Kalibrator w służbie jego królewskiej mości grafika

W całym łańcuchu procesów zarządzania kolorem jednym z istotnych ogniw jest pomiar koloru. W gruncie rzeczy możemy mierzyć światło odbite i światło emitowane. Tym razem zajmiemy się światłem odbitym – czyli dla nas grafików wszelkiej maści druki i farby.

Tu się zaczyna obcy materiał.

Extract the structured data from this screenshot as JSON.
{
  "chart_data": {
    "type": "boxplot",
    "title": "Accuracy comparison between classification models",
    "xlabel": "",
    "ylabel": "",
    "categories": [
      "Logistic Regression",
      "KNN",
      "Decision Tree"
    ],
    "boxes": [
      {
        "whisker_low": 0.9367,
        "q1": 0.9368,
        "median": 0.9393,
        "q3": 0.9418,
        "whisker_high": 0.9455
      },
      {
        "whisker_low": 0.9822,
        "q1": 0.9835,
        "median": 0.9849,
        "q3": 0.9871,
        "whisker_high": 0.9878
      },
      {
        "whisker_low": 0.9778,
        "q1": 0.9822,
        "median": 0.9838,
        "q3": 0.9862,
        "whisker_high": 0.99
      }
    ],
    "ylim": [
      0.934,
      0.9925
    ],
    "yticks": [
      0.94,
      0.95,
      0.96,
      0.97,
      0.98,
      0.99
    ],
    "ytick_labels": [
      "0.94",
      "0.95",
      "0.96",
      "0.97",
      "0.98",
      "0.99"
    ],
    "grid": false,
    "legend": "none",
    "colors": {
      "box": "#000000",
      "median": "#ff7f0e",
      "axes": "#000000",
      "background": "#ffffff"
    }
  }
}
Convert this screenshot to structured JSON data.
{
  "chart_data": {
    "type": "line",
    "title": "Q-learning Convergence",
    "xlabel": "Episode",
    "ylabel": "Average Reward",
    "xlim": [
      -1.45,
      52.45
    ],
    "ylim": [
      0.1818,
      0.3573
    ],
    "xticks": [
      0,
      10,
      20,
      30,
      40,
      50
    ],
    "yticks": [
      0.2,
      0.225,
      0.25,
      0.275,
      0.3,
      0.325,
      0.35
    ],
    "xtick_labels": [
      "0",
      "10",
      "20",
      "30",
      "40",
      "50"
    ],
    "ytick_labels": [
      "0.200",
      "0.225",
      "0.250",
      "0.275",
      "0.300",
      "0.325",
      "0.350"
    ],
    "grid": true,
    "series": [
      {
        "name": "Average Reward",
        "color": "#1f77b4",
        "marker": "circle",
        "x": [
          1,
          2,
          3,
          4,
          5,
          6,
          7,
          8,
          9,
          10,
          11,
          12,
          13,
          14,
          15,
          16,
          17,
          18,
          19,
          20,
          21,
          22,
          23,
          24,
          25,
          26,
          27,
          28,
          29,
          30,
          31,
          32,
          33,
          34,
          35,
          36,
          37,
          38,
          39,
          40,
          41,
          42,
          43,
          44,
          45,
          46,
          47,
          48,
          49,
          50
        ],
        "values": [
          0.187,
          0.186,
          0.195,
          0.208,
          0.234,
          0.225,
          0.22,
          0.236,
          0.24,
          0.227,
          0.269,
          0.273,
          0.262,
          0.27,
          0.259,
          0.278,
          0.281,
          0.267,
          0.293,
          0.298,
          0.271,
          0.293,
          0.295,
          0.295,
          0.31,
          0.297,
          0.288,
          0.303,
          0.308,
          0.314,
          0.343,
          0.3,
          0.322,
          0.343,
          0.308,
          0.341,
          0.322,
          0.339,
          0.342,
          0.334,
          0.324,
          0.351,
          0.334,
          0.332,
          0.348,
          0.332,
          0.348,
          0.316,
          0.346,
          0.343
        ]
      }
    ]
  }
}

Warto zdawać sobie sprawę z faktu, że otaczająca nas przestrzeń jest w zasadzie czarno-biała – no szara raczej. Kolor jest interpretacją informacji pochodzących z naszego oka. Tam każdy z nas posiada czujniki, które podają informacje o kolorze do mózgu. Posiadamy bardzo czuły pręcik, odpowiadający za poziomy szarości oraz komplet trzech czopków, każdy dla odpowiedniej barwy. Tych czujników jest bardzo dużo. Kiedy światło dociera do dna oka czujniki interpretują odpowiednią długość fali. Następnie informacje przez nerw docierają do mózgu. Mózg oblicza całą resztę i w postaci obrazów interpretuje to co zobaczyliśmy.

Tak więc kolor jest iluzją, lub trafniej - interpretacją tego co zarejestrują czujniki w naszym oku.


 


A teraz do rzeczy

Pomiar koloru jest bardzo zbliżony do tego co dzieje się w naszych organizmach. Urządzenia posiadają czujniki oraz analizatory danych z tych czujników właśnie. Ogólna nazwa takich urządzeń do pomiaru barwy to „kalibratory”. Tak więc kalibratorem jest kolorymetr jak i spektrofotometr (tak, tak, skojarzenie ze spektrometrem używanym w astronomii i badaniem widma jak najbardziej jest na miejscu).


 

 

Kolorymetr – a cóż to?

Pierwszy pod lupę pójdzie kolorymetr. Jest on nieco mniej skomplikowany w budowie w odróżnieniu od spektrofotometru, co nie przeszkadza mu dzielnie oddawać wartości kolorów. Działa praktycznie identycznie jak ludzkie oko. Posiada trzy czujniki przesłonięte odpowiednim filtrem. Czujnikiem jest tu fotodioda – czyli element, który rejestruje natężenie światła w postaci ładunku elektrycznego. Ponieważ potrzebujemy 3 wartości (RGB), a fotodioda odbiera całe spektrum światła więc potrzebujemy wyciąć dla niej odpowiedni przedział fal, który ma wychwycić. Uzyskujemy to dzięki zastosowaniu kolorowej szybki. I tak używamy szybek w kolorze czerwonym, zielonym i niebieskim. A dalej już analogicznie. Przewodami dostarczamy informację o ładunku z danej fotodiody. Procesor interpretuje otrzymane dane i wypluwa wynik w postaci parametrów danej barwy.

Ot i cała filozofia.


No dobra, a co ze spektrofotometrem?

Nieco bardziej zaawansowanym urządzeniem jest spektrofotometr. Dzięki odpowiedniej budowie mamy bardzo dokładną informację o barwie.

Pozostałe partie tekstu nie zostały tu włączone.